Uma vez que a brincadeira não é criada na espontaneidade, mas a partir de uma aprendizagem social, admite-se a existência de uma convenção entre todos os brincantes em relação às regras e decisões. Por fim, a brincadeira é “um espaço de

socialização, de domínio da relação com o outro, de apropriação da cultura, de exercício da decisão e da invenção” (BROUGÈRE, 2006, p. 103-104).

Por estar inserido em um contexto social, o brinquedo também revela muito sobre determinada cultura, o que ilustra ser um objeto que remete a elementos do real e do imaginário das crianças. Para Brougère, antes de tudo, o brinquedo é considerado como suporte de uma representação, de uma brincadeira. É durante a brincadeira que a criança confere significado ao brinquedo, por isso, o mesmo é manifesto pelo domínio do valor simbólico sobre a função, uma vez que o simbólico é a própria função. Portanto, o brinquedo possibilita ações coerentes com as representações feitas nas brincadeiras (BROUGÈRE, 2001).

Ao mesmo tempo em que o brinquedo é suporte de ação, traz também imagens e símbolos para manipulação, o que na sua totalidade caracteriza as duas dimensões que o constitui: a dimensão funcional e a simbólica. Assim, o brinquedo possui dois importantes aspectos: seu aspecto material e a representação. O aspecto material diz respeito à expressão em volume, a forma que possui. Já a representação diz respeito ao aspecto do brinquedo ser uma reprodução da realidade, adaptada e modificada. “A criança não se encontra diante de uma representação fiel do mundo real, mas sim de uma imagem cultural que lhe é particularmente destinada.” (BROUGÈRE, 2001, p. 43).

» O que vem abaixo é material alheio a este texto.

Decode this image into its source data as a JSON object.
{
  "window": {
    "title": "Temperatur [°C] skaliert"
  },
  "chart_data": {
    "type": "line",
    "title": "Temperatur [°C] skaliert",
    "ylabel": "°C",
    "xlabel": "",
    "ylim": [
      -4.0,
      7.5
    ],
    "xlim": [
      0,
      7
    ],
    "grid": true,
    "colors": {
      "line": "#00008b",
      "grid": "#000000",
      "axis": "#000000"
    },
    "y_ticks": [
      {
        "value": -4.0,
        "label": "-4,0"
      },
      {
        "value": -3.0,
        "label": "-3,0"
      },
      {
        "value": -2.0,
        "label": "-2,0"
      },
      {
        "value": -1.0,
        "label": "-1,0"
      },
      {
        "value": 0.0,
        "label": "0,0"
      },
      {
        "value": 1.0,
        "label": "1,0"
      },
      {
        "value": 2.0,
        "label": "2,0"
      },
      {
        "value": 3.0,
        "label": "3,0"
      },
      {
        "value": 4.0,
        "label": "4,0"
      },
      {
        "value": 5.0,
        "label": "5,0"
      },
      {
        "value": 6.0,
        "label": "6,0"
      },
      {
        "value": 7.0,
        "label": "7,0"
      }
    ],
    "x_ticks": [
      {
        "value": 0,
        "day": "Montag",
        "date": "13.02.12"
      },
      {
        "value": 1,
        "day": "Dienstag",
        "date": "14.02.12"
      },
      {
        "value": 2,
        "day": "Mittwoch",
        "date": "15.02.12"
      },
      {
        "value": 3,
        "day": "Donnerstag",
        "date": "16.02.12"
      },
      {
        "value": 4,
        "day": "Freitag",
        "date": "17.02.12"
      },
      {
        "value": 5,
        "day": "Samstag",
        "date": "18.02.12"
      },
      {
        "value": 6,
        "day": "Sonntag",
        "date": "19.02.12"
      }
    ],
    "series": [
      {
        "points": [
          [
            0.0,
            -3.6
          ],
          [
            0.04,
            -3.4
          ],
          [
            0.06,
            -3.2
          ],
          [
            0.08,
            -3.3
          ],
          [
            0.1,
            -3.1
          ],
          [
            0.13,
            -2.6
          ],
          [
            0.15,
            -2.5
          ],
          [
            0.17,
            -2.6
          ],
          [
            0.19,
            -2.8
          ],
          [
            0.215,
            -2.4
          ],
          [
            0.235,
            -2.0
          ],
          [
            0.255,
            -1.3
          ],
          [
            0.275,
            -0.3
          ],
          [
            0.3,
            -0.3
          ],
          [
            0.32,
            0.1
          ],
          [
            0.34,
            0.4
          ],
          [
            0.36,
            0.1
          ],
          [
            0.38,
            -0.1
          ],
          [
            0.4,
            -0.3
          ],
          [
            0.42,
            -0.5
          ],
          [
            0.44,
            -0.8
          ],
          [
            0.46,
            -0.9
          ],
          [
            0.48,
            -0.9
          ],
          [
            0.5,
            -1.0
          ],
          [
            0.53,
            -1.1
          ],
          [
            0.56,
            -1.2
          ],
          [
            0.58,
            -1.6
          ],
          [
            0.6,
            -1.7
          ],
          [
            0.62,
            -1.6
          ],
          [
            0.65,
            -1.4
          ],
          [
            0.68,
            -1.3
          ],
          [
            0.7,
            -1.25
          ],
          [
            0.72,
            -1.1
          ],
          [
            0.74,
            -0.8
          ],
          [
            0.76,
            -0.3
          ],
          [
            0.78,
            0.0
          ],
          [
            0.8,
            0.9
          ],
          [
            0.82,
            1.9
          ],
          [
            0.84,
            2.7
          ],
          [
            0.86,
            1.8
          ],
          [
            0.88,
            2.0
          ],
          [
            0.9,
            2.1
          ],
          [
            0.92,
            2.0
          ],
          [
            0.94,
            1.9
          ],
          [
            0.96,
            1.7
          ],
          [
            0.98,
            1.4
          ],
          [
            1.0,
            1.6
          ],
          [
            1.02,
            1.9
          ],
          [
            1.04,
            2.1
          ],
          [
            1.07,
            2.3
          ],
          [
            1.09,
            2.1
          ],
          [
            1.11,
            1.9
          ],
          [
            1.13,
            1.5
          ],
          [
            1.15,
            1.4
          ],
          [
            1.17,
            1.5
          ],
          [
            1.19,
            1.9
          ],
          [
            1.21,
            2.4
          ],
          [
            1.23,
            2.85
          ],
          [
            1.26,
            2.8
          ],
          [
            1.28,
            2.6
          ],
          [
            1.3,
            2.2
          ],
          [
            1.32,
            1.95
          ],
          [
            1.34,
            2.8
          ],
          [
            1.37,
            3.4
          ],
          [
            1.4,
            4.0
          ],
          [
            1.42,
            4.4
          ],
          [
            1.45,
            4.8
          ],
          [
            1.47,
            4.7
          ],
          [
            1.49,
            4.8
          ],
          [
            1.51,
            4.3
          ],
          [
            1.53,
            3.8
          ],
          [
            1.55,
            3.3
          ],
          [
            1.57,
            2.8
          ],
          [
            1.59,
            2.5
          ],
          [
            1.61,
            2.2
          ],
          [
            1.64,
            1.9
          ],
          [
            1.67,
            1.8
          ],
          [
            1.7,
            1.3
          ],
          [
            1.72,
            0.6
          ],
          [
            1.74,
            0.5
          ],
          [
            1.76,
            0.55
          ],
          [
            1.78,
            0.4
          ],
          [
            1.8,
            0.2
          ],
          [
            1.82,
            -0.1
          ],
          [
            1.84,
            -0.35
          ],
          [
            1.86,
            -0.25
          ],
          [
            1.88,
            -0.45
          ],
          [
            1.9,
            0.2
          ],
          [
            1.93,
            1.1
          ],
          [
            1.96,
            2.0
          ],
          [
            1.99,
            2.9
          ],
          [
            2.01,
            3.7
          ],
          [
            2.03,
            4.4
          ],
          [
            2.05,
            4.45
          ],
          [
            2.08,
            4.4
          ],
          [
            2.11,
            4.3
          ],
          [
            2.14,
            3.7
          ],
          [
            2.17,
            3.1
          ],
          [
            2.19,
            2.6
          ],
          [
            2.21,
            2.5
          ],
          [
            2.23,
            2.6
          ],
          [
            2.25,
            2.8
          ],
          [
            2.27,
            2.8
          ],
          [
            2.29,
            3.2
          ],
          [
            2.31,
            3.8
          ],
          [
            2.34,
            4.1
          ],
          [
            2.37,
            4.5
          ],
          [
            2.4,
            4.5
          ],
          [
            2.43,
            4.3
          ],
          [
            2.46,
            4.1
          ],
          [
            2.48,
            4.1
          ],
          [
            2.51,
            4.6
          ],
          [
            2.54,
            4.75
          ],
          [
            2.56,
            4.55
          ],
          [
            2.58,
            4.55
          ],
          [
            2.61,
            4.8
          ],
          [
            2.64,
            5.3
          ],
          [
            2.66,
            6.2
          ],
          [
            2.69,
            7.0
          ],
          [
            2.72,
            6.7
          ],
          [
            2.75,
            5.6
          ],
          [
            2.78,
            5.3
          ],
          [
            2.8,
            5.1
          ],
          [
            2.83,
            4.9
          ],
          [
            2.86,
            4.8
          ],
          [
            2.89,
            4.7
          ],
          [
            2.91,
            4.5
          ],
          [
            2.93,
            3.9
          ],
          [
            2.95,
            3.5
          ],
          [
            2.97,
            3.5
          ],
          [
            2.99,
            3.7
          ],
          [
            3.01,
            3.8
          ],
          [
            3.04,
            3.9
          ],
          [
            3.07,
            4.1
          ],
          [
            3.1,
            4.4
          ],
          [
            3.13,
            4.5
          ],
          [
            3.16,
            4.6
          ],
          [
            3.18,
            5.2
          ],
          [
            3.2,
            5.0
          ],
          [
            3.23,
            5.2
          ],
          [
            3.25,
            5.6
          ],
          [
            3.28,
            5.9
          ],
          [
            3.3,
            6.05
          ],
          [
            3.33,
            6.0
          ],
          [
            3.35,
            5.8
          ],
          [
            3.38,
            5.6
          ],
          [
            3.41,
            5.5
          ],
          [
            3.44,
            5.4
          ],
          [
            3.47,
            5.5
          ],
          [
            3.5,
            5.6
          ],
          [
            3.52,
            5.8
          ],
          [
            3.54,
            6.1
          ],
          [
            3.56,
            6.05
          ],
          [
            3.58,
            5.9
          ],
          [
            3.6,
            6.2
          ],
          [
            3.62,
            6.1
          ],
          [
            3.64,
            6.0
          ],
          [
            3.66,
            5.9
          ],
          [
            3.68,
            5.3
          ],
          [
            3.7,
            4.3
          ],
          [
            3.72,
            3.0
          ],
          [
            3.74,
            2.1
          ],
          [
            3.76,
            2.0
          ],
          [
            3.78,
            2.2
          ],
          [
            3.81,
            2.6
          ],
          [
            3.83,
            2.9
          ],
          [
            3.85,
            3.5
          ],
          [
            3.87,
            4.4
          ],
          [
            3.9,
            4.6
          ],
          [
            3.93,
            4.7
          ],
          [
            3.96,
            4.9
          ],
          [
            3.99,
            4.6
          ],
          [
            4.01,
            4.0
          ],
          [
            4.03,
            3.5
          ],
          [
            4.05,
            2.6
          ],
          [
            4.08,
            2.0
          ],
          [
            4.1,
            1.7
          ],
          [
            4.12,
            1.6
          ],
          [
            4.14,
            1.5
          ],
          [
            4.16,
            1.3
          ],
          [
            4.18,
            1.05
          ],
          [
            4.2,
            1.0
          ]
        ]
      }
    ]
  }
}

Portanto, mesmo não sendo utilizado em uma brincadeira, ele conserva seu caráter de objeto destinado à criança. Esse é o fator que diferencia o brinquedo do jogo, pois esse último é destinado tanto às crianças quanto aos adultos, dotado de regras e que supõe uma função determinante.

Considerado como objeto, possuidor de conteúdo simbólico ou inserido em uma dimensão funcional, o brinquedo é rico em fator de socialização, possibilita um contato com a dimensão cultural da sociedade, permite a transmissão de esquemas sociais e a manipulação de códigos culturais.

Entendido como uma atividade não natural, mas que necessita aprendizagem, o brincar é abordado por Brougère sob uma perspectiva cultural. A atividade brincante é empreendida quando a criança simboliza o real através de suas ações e objetos, o que possibilita a confrontação com a realidade. Uma vez que o mundo é apropriado e transformado em atividade conduzida e significada, o brincar se torna porta de entrada e confrontação com a cultura em que a criança está inserida e se torna espaço de aprendizagem social.